Ramuz face à la musicalité symboliste : de Raison d’être aux Grands Moments de l’Art français au xixe siècle
1Au début de la Première Guerre mondiale, alors qu’il est de retour à Lausanne après une dizaine d’années passées principalement à Paris, Ramuz se montre intensément préoccupé par ses tentatives pour formuler une esthétique qui lui soit personnelle. Une étude comparative de deux rapports poétiques à la musique et à la sonorité, décrits par lui dans les années 1914-1916, peut donner l’occasion de désigner certains points de tension du discours qu’il tient alors : entre Raison d’être, le fameux essai rédigé pour la présentation de la revue des Cahiers vaudois, que la critique se plaît depuis longtemps à présenter comme un « manifeste » ramuzien1, et une conférence que l’écrivain donne sur le symbolisme et dans laquelle il décrit avec une animosité certaine l’esthétique de ce mouvement poétique, une ambivalence se signale, qu’une analyse du vocabulaire musical utilisé viendra souligner. S’il est vrai, comme le dit Gérald Froidevaux, que Ramuz « rejet[te] le Symbolisme à l’aide d’idées symbolistes »2, on verra que la thématique de la musique permet de préciser les points sur lesquels l’esthétique du jeune Ramuz et la description qu’il propose de ce mouvement poétique se rapprochent ou divergent, de manière à éclairer et les affirmations capitales de Raison d’être, et les réticences du discours critique sur le symbolisme.
La métaphore musicale dans les Grands Moments
2À l’envers de la chronologie, il s’agit de partir d’une prise de position peu connue de Ramuz, qui constitue le texte d’une communication présentée à l’origine par oral. Durant l’année 1915-1916, l’écrivain donne des conférences au Conservatoire de Lausanne, à propos de ce qu’il nomme « les Grands Moments de l’Art français au xixe siècle ». Dans le neuvième exposé, qui a été prononcé le 2 février 1916 et qui porte entièrement sur le symbolisme, on peut analyser dans un premier temps la façon dont l’écrivain présente une musicalité symboliste qui le laisse visiblement dubitatif. Il réfléchit en effet aux rapports de ce mouvement poétique à la musique en usant d’une rhétorique qui laisse poindre des hésitations et même des violences indéniables. Je ferai donc l’hypothèse que ce malaise révèle, en creux, certaines de ses propres options esthétiques, de même que la difficulté qu’il rencontre à les énoncer sans recourir aux catégories de ceux qu’il conçoit visiblement comme des adversaires. Le discours de Ramuz ne retient donc pas l’attention pour ce qu’il énoncerait de particulièrement original sur la poésie symboliste, son propos étant au contraire assez conventionnel, mais pour les tensions qu’il révèle au sein de son propre métadiscours.
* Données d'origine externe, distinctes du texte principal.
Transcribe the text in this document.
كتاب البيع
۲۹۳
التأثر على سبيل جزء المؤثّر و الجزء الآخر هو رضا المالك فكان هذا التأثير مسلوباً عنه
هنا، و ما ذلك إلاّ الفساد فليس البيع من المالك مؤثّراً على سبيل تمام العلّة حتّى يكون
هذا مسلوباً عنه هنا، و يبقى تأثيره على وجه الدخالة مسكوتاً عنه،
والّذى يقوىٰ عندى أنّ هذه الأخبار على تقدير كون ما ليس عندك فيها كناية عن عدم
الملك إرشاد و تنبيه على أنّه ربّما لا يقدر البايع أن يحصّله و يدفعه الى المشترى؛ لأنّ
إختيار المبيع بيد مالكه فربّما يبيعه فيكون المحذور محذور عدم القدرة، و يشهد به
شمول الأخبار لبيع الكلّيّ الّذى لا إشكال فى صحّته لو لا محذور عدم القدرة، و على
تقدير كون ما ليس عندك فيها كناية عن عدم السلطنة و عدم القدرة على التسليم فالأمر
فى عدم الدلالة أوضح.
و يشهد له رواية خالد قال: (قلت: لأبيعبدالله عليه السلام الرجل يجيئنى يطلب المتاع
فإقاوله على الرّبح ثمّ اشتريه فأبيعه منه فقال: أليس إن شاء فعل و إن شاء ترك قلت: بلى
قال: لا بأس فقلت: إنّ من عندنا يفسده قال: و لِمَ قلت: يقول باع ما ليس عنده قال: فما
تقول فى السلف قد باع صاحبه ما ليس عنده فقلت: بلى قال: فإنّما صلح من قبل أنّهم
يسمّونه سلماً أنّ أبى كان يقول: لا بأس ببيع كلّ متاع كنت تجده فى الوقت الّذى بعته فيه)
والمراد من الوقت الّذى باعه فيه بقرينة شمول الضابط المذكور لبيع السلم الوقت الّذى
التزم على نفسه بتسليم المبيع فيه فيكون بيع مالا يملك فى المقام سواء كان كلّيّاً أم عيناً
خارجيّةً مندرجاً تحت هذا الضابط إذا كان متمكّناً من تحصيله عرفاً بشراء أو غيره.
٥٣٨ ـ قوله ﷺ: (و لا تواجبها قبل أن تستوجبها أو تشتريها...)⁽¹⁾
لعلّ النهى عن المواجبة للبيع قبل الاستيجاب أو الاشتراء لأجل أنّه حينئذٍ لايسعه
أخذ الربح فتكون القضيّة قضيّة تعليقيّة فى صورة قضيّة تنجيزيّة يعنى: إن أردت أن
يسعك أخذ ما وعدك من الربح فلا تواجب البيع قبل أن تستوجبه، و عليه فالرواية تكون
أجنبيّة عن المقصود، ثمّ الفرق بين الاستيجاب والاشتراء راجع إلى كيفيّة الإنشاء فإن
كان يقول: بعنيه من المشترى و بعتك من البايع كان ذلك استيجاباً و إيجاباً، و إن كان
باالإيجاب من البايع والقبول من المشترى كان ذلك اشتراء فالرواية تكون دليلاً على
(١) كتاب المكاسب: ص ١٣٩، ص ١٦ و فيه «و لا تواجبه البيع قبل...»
3La conférence est structurée en quatre parties bien distinctes : après une sorte de prologue qui oppose symbolisme et naturalisme, elle traite d’abord de Wagner (avec, dans une moindre mesure, Baudelaire), puis de Mallarmé, puis de Verlaine et de Rimbaud et, pour finir, de Debussy. Or, dans deux de ces quatre parties, on trouve un propos lié à la musique qu’on pourrait qualifier, chaque fois, de paradoxal ou d’ambigu. C’est tout d’abord Wagner qui est présenté comme emblématique du symbolisme parce que, à l’opposé du « particularisme » de l’opéra français de son temps, il tend vers ce que Ramuz appelle « une extrême généralité », qui le conduirait au « mythe » et au « symbole »3. La démonstration, qui demande à être citée longuement, rejoint alors l’objet de notre réflexion commune :
Et on distingue aisément, ce que le drame, compris de cette façon, a en effet de musical. Si la musique est sentiment et de tous les ordres de sentiment, si elle ne peut s’accommoder par là que d’une extrême généralité, si tout ce qui est « précision », mise en place, analyse, lui échappe, n’ayant pour elle ni le trait qui délimite, ni le mot qui définit – si au contraire elle est particulièrement propre à l’expression de ce qui est déjà existant dans le cœur de l’homme à l’état latent, et ainsi à susciter ou à ressusciter, – où la mieux situer que dans ces régions ultra-terrestres, où tout ce qui est de la terre ne survit plus qu’à l’état de reflet, qu’à l’état aérien (et le son est aérien), dans cet état de dissolution qui autorise le poète à toutes les combinaisons même les plus « anti-naturelles » – à la seule réserve près qu’elles soient représentatives de nos destinées, et symboliques, en effet, de nos destinées, puisqu’elles les contiennent à la fois et y ajoutent par le sens [?]4
4Tout se passe comme si le drame wagnérien était musical – non pas, comme on s’y attendrait, parce qu’il est composé de notes de musique, ou parce qu’il est joué sur une scène par des voix et par un orchestre – mais parce qu’il représente des sentiments tout communs et qu’il repose sur ce qui est nommé plus bas à l’aide du terme baudelairien de « correspondances »5. L’adjectif s’insère en outre dans une description où il est visiblement – quoique discrètement – pris en mauvaise part : dès la mention des « régions ultra-terrestres », les restrictions apparaissent dans la syntaxe, comme avec ces éléments terrestres qui « ne survi[vent] plus qu’à l’état de reflet » ; et le qualificatif d’anti-naturel, placé entre guillemets pour le mettre mieux à distance, sonne comme la plus agressive des critiques sous la plume de Ramuz. Un certain « état de dissolution » semble donc être la marque principale de l’œuvre wagnérienne aux yeux du conférencier.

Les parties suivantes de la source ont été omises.